Most of those reading this will already be familiar with the basic facts of Eramo v. Rolling Stone. Nicole Eramo is an Associate Dean of Students at the University of Virginia. On November 19, 2014, Rolling Stone published an article entitled, “A Rape on Campus: A Brutal Assault and Struggle for Justice at UVA,” written by Sabrina Rubin Erdely. The article contained a graphic description of an alleged gang rape of a student, “Jackie,” at a fraternity house. It described various interactions between Jackie and Eramo, who was also the head of UVA’s Sexual Misconduct Board, including one in which Eramo allegedly told Jackie that UVA did not publicize sexual assault statistics “because nobody wants to send their daughter to the rape school.”

Various independent entities investigated Jackie’s claims after the article was published, and several of them reported that Jackie’s story could not be substantiated. On December 5, 2014, Rolling Stone itself issued a statement acknowledging the discrepancies in Jackie’s account and claiming that she had misled Erdely, the reporter. Eramo sued for defamation, claiming that she never referred to UVA as a “rape school” and never discouraged Jackie from reporting her attack to the police, and that the Rolling Stone article destroyed her reputation as an advocate and supporter of sexual assault victims.

In any defamation action, the plaintiff has the burden of proving that the statement at issue is false. Thus, Eramo will need to prove at trial that she never said the things Jackie accused her of saying. Plaintiffs also have the burden of proving that the statements were made either negligently or maliciously, which basically means that Eramo will have to prove that Erdely and Rolling Stone either knew that Jackie was lying about her interactions with Eramo, or that they should have known she was likely lying. Naturally, to go about assembling the necessary proof, Eramo served Jackie with a subpoena.

The subpoena asked Jackie to produce (among other things) the following documents:

  1. Jackie’s relevant communications with Erdely
  2. Jackie’s relevant communications with Rolling Stone
  3. Jackie’s relevant communications with Eramo
  4. Jackie’s relevant communications with UVA
  5. Any communications Jackie authored or received while using the pseudonym “Haven Monahan,” or those in which Jackie references “Haven Monahan”
  6. Jackie’s relevant communications with others regarding the Rolling Stone article.

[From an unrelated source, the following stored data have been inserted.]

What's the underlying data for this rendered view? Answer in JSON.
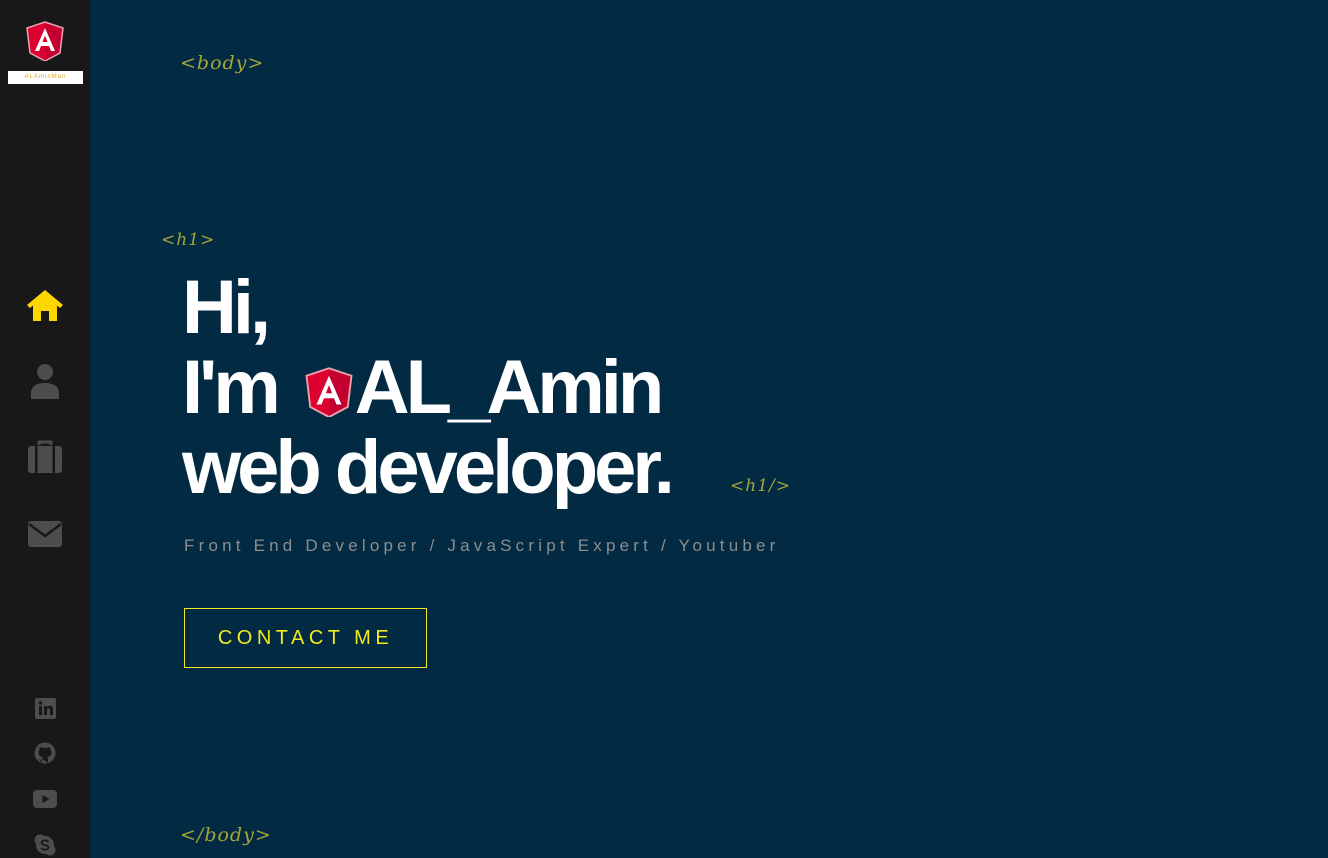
{
  "brand": {
    "logo_letter": "A",
    "logo_caption": "ALAminMan"
  },
  "sidebar": {
    "nav": [
      {
        "name": "home",
        "icon": "home-icon",
        "active": true
      },
      {
        "name": "about",
        "icon": "user-icon",
        "active": false
      },
      {
        "name": "portfolio",
        "icon": "briefcase-icon",
        "active": false
      },
      {
        "name": "contact",
        "icon": "envelope-icon",
        "active": false
      }
    ],
    "social": [
      "linkedin-icon",
      "github-icon",
      "youtube-icon",
      "skype-icon"
    ]
  },
  "tags": {
    "body_open": "<body>",
    "h1_open": "<h1>",
    "h1_close": "<h1/>",
    "body_close": "</body>"
  },
  "hero": {
    "line1": "Hi,",
    "line2_prefix": "I'm",
    "line2_name": "AL_Amin",
    "line3": "web developer.",
    "subtitle": "Front End Developer / JavaScript Expert / Youtuber",
    "cta_label": "CONTACT ME"
  },
  "colors": {
    "background": "#022a43",
    "sidebar": "#181818",
    "accent": "#ffd700",
    "tag": "#a5a53a",
    "angular_red": "#dd0031"
  }
}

Jackie resisted, arguing (among other things) that the requests were irrelevant and that compliance would be overly burdensome.

In dealing with Eramo’s motion to compel, the court noted right off the bat that Rule 26 had been amended to include a proportionality consideration. However, it also observed that the Advisory Committee had written that tomatoesthe amendment “does not change the existing responsibilities of the court and the parties to consider proportionality.” (See footnote 2 of the opinion.) It decided the best way to deal with the new rule was to continue to consider pre-amendment cases as persuasive authority, but to “put a greater emphasis on the need to achieve proportionality.”

Not surprisingly, the court held that most of the information sought by Eramo was relevant, proportional to the needs of the case, and discoverable. (After all, how would Eramo prove Rolling Stone should have known Jackie was lying without the benefit of having copies of the emails she sent its reporter?) Thus, the court ordered Jackie to produce all her relevant communications with Erdely, Rolling Stone, Eramo, and UVA, subject to the confidentiality provisions of the existing protective order.

We’ll never know how the court would have ruled on the motion to compel prior to December 1, 2015, but I suspect the ruling would have been the same. The new amendment to Rule 26 places the concept of proportionality front and center, but the concept has lingered in the back of judges’ minds since at least 1983, when Rule 26(b)(1) was first amended to guard against “disproportionate discovery.” I don’t expect much to change in the trenches of actual, modern-day discovery practice.